Defense Minister Yitzhak Rabin discussed them with Mubarak during his one-day visit to Cairo on Monday.

But the Egyptian proposals have been rejected by the Likud. Shamir contended that the plan is fraught with danger for Israel.


He absolutely rejected Mubarak’s idea of including Palestinians deported from the administered territories in a delegation that would negotiate with Israel on the terms of the proposed elections.

He objected not only because they would represent the Palestine Liberation Organization, but because Israel will never agree to their “right of return.”
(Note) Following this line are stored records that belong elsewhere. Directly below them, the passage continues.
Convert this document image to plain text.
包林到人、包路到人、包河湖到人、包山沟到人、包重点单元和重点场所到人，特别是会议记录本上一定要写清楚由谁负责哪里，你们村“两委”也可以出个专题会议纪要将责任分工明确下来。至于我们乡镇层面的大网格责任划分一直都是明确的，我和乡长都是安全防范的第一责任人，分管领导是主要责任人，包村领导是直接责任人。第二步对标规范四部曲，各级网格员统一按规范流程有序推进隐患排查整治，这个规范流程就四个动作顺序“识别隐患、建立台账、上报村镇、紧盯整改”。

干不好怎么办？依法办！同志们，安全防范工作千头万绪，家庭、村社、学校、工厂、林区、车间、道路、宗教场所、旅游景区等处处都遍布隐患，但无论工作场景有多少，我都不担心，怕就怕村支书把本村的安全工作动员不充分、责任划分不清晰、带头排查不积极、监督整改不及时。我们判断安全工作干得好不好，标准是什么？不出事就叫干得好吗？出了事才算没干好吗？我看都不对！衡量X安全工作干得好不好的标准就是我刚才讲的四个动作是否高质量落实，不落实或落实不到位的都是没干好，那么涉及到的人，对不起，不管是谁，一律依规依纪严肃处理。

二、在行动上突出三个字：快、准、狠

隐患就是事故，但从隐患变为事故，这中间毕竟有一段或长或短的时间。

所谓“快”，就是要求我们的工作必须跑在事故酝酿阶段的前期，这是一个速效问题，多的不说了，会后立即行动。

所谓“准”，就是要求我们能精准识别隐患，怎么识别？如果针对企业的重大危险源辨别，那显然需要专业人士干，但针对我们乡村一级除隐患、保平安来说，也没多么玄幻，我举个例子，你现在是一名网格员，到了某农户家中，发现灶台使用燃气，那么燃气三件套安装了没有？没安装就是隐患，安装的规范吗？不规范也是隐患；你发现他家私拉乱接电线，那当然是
But Mubarak told Israeli correspondents in Cairo on Wednesday that it is not possible to form a Palestinian negotiating team without the participation of Palestinians from outside the administered territories.

He suggested that Israel agree to include “two or three” of the deportees. The rest of the delegation would then be agreed to at a single meeting, he said.

Shamir also said he could never accept the “land for peace” formula urged by Mubarak, because that would mean “the establishment of an Arab Palestinian state in the areas of Judea, Samaria and the Gaza Strip.”

According to Shamir, the parties must stick to the original Israeli initiative endorsed by the Knesset on May 14. It calls for Palestinians to elect representatives from the territories with whom Israel would negotiate.

Addressing himself to the West Bank and Gaza residents, Shamir said he had no interest in perpetuating their suffering from violence.

He said that for the benefit of their own welfare, future and peace, it is time for dialogue and coexistence.

Meanwhile, the possibility of the government’s downfall, which sent the Tel Aviv Stock Exchange plummeting Monday, remained strong Wednesday. But the crisis atmosphere has abated somewhat.

Israelis, after all, are used to periodic eruptions in a government composed of ideologically irreconcilable partners. But their confidence in stability has been bolstered by the knowledge that clinging to office is the first order of business for politicians of every stripe.